Lorsque le générique inscrit avec pudeur « In memory of Margaret Lanterman », le plan, qui durait depuis une quarantaine de secondes, change légèrement d’échelle et fait reparaître un terrifiant personnage découvert dans l’épisode. C’est cela, Twin Peaks : des morceaux de sens, a priori traduisibles sous la forme d’un logos, qui viennent se signaler en douce, comme si de rien n’était, au moment même (ici, à la fin du générique) où l’intrigue ne peut plus rien faire d’eux. Voilà ce qu’ouvre réellement la mort de Margaret Lanterman, ou du moins ce qu’elle éclaire en passant le relais à cette présence fantomatique : un combat viscéral pour l’incessante recomposition du processus du signification, où la cohérence du tout est moins chronologique (que l’on pense à la rupture temporelle qui clôt l’épisode 7) ou logique qu’intrinsèquement liée à la connexion des éléments entre eux, lesquels n’ont rien d’autre à faire que de se mesurer, encore et encore, à une totalité non-advenue.
Partout, l’absence
Or cette mort trouve un plus vaste écho dans le sillon tracé par cette nouvelle saison.
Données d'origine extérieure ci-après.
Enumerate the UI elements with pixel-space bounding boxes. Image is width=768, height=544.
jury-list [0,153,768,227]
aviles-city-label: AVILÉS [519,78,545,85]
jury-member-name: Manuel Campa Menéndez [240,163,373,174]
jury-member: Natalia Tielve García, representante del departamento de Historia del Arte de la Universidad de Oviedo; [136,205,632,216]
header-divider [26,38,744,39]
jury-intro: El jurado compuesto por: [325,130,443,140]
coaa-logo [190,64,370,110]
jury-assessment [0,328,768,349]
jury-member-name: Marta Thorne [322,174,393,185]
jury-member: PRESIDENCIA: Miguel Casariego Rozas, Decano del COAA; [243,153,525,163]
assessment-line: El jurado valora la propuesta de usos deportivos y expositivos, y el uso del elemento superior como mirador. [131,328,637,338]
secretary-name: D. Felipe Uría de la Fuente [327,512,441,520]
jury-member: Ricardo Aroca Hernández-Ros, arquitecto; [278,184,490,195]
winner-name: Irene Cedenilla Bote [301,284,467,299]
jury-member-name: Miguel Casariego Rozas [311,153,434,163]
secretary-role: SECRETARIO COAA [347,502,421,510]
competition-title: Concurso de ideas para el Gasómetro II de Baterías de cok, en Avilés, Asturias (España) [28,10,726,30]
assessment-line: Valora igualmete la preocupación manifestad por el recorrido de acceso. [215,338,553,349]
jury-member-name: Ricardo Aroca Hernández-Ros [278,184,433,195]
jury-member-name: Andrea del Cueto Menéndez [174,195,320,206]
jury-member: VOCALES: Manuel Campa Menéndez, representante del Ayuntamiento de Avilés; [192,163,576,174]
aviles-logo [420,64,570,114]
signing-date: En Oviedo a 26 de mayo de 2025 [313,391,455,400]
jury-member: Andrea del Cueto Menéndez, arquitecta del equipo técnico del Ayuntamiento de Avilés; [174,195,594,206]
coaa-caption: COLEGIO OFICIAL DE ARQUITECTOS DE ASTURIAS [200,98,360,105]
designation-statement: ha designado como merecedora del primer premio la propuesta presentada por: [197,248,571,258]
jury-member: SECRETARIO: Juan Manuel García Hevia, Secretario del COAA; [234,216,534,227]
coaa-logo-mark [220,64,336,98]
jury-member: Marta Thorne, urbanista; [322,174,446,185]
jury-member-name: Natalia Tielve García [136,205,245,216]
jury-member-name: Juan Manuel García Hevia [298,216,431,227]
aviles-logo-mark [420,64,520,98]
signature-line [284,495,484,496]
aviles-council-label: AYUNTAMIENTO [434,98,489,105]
Comme le soutient Derrida p. 104 et suivantes de La Voix et le phénomène, « ma mort est structurellement nécessaire au prononcé du Je », ou, autrement dit, la parole appelle et requiert la mort de celui qui parle ; comme tel, tout langage peut être, selon lui, nommé écriture, parce qu’impliquant directement l’absence radicale du locuteur. Au moment même où je parle, à l’instant où je m’inscris dans le processus de signification, je peux m’adresser à l’homme qui se tient en face de moi, mais, en droit, ma parole peut être comprise par un tout autre, et notamment par un tout autre qui me survivrait.
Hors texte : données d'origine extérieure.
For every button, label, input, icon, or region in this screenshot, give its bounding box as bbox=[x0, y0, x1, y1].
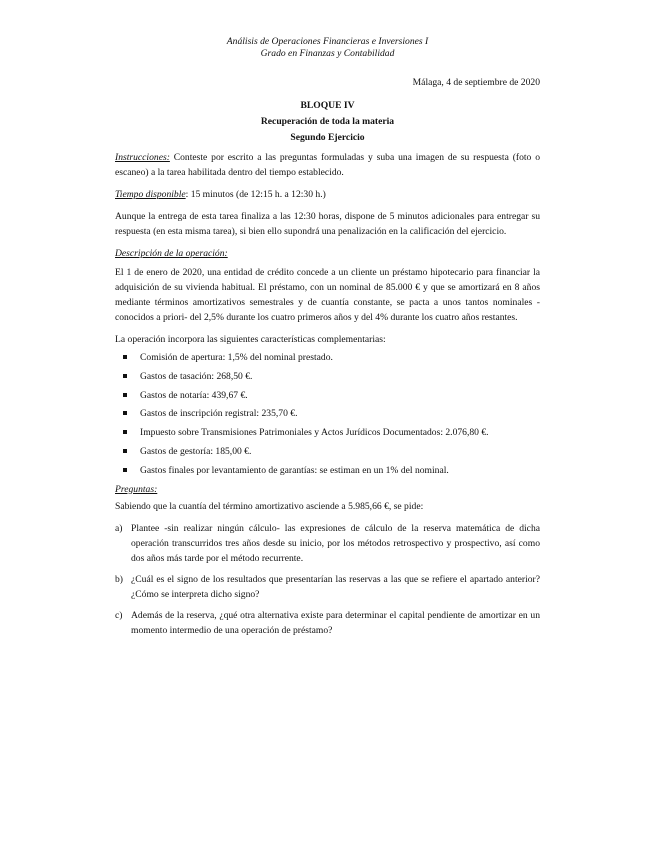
block-title: BLOQUE IV bbox=[300, 100, 355, 111]
bullet-icon bbox=[123, 411, 127, 415]
bullet-icon bbox=[123, 374, 127, 378]
features-intro: La operación incorpora las siguientes características complementarias: bbox=[115, 334, 386, 345]
bullet-icon bbox=[123, 468, 127, 472]
description-text: El 1 de enero de 2020, una entidad de crédito concede a un cliente un préstamo hipotecario para financiar la adquisición de su vivienda habitual. El préstamo, con un nominal de 85.000 € y que se amortizará en 8 años mediante términos amortizativos semestrales y de cuantía constante, se pacta a unos tantos nominales -conocidos a priori- del 2,5% durante los cuatro primeros años y del 4% durante los cuatro años restantes. bbox=[115, 267, 540, 323]
list-item: Gastos de inscripción registral: 235,70 €. bbox=[115, 406, 540, 421]
description-label: Descripción de la operación: bbox=[115, 248, 228, 259]
bullet-icon bbox=[123, 355, 127, 359]
course-title: Análisis de Operaciones Financieras e Inversiones I bbox=[226, 36, 429, 47]
document-header bbox=[115, 36, 540, 60]
bullet-icon bbox=[123, 449, 127, 453]
document-date: Málaga, 4 de septiembre de 2020 bbox=[412, 77, 540, 88]
time-label: Tiempo disponible bbox=[115, 189, 186, 200]
question-letter: a) bbox=[115, 522, 123, 534]
bullet-icon bbox=[123, 393, 127, 397]
question-text: ¿Cuál es el signo de los resultados que presentarían las reservas a las que se refiere el apartado anterior? ¿Cómo se interpreta dicho signo? bbox=[131, 573, 540, 600]
block-subtitle: Recuperación de toda la materia bbox=[260, 116, 395, 127]
question-b bbox=[115, 572, 540, 602]
degree-title: Grado en Finanzas y Contabilidad bbox=[260, 48, 395, 59]
features-list bbox=[115, 350, 540, 478]
questions-label-line bbox=[115, 482, 540, 497]
question-a bbox=[115, 521, 540, 566]
list-item: Comisión de apertura: 1,5% del nominal prestado. bbox=[115, 350, 540, 365]
instructions-paragraph bbox=[115, 150, 540, 180]
instructions-label: Instrucciones: bbox=[115, 152, 170, 163]
exercise-title: Segundo Ejercicio bbox=[290, 132, 365, 143]
delivery-note: Aunque la entrega de esta tarea finaliza a las 12:30 horas, dispone de 5 minutos adicionales para entregar su respuesta (en esta misma tarea), si bien ello supondrá una penalización en la calificación del ejercicio. bbox=[115, 211, 540, 237]
questions-intro: Sabiendo que la cuantía del término amortizativo asciende a 5.985,66 €, se pide: bbox=[115, 500, 424, 512]
bullet-icon bbox=[123, 430, 127, 434]
question-letter: b) bbox=[115, 573, 123, 585]
list-item: Gastos de gestoría: 185,00 €. bbox=[115, 444, 540, 459]
question-c bbox=[115, 608, 540, 638]
title-block bbox=[115, 98, 540, 146]
instructions-text: Conteste por escrito a las preguntas formuladas y suba una imagen de su respuesta (foto o escaneo) a la tarea habilitada dentro del tiempo establecido. bbox=[115, 152, 540, 178]
time-paragraph bbox=[115, 187, 540, 202]
questions-label: Preguntas: bbox=[115, 483, 158, 495]
question-text: Plantee -sin realizar ningún cálculo- las expresiones de cálculo de la reserva matemática de dicha operación transcurridos tres años desde su inicio, por los métodos retrospectivo y prospectivo, así como dos años más tarde por el método recurrente. bbox=[131, 522, 540, 564]
document-page bbox=[115, 36, 540, 644]
list-item: Gastos de notaría: 439,67 €. bbox=[115, 388, 540, 403]
list-item: Gastos finales por levantamiento de garantías: se estiman en un 1% del nominal. bbox=[115, 463, 540, 478]
list-item: Gastos de tasación: 268,50 €. bbox=[115, 369, 540, 384]
question-letter: c) bbox=[115, 609, 123, 621]
list-item: Impuesto sobre Transmisiones Patrimoniales y Actos Jurídicos Documentados: 2.076,80 €. bbox=[115, 425, 540, 440]
description-label-line bbox=[115, 246, 540, 261]
question-text: Además de la reserva, ¿qué otra alternativa existe para determinar el capital pendiente de amortizar en un momento intermedio de una operación de préstamo? bbox=[131, 609, 540, 636]
time-text: : 15 minutos (de 12:15 h. a 12:30 h.) bbox=[185, 189, 326, 200]
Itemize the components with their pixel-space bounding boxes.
Qu’est-ce à dire, pour nous autant que pour cette nouvelle saison qui touche à sa fin ? Que partout l’expression du sens est entourée par l’absence, et qu’il en est ainsi de tout signe, qui suppose dans son expression la possibilité de la mort. Il n’est pas anodin que, vingt-cinq ans après, Twin Peaks soit à ce point hantée par la mort et la maladie : cancers du shérif Truman et du mari de Beverly, mort de certains des acteurs principaux et de leurs personnages, figures dont la présence se mue en pure absence (Albert, de plus en plus silencieux), etc. C’est qu’entre-temps David Lynch a compris l’irréductibilité de son écriture aux intrigues à résoudre et aux codes à déchiffrer, bref à la face physique de l’expression. Il a saisi, bien plutôt, que partout autour d’elle régnait l’absence, toute inséparable qu’elle est de tout langage, contre le mythe d’une présence immédiate de l’idéalité du sens planant majestueusement au-dessus des choses. C’est là le testament de Margaret Lanterman, dont les dernières paroles n’auront de sens qu’une fois sa mort passée, « under the moon, on Blue Pine Mountain ».